One aspect of the reform that is quite troubling is the excise tax on "cadillac plans."  Unions strongly oppose this concept because they have traded salary for generous benefits for years and now will be taxed on those plans at 40% (assuming that insurance companies directly pass the 40% tax straight through to customers in their premiums).  This has become a huge political problem for Obama, who most working families now realize is much more conservative than he had seemed to be during the primary campaign.  Unions are the most important aspect of the Democratic Party apparatus and without strong union support, Congressional majorities (not just supermajorities) could be in huge trouble.
 
The political aspects of this are clear, and the excise tax will almost certainly get scaled back before the bill passes the House. But what about the economic justifications for this concept?

Economists state that employer paid insurance premiums come out of salary.  This is true, but causing an increase in premiums will not give indiviudals any greater opportunity to choose plans, or give them a larger salary.  Salaries may eventually catch up to where they would be without generous benefits, but it won't happen instantaneously.  Furthermore, raising the cost of health insurance does not mean that you will force cost controls in health care, which is the ultimate goal. 
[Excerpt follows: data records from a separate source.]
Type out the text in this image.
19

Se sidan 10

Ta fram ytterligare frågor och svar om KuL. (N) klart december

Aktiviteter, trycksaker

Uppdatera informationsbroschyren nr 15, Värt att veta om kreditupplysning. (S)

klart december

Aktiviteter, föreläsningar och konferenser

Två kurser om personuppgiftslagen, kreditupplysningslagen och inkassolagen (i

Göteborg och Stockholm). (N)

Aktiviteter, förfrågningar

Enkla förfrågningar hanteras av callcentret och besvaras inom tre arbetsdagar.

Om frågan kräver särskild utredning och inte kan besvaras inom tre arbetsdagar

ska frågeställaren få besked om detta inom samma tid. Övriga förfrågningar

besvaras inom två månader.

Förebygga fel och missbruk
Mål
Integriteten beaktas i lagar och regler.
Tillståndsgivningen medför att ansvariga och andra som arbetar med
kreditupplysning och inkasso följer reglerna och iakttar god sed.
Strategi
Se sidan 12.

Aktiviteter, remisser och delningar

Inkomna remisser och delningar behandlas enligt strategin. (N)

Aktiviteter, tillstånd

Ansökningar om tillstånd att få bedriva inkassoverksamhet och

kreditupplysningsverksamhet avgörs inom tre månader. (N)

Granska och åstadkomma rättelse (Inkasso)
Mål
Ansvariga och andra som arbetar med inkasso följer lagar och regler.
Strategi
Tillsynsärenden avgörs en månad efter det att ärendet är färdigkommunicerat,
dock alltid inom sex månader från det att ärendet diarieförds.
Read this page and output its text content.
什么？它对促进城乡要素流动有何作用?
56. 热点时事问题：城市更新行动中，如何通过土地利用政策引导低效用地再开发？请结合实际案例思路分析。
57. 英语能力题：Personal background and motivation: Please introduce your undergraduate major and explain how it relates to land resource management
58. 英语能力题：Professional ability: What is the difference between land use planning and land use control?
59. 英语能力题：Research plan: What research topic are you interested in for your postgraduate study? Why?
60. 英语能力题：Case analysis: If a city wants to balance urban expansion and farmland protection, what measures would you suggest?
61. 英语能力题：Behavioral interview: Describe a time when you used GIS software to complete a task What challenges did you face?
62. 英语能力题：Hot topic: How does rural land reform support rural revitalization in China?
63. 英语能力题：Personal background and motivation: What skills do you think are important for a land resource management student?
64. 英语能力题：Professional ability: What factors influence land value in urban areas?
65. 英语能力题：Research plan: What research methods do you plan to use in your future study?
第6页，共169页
The fiction that health insurance and health care are one and the same is one that has gone on for a long time, but it is just that, a fiction.  Health insurance costs have little relationship to what they truly cover and even successfully limiting their rise will not force down payments for actual care.

In addition, the excise tax is going to be imposed nationally, with one threshold, without regard to the fact that certain areas of the country are significantly more expensive than others.  Should you pay a tax because you live in New York or New Jersey? Should you pay a tax because you are at a small company with a relatively old work force, which therefore pays a lot for insurance?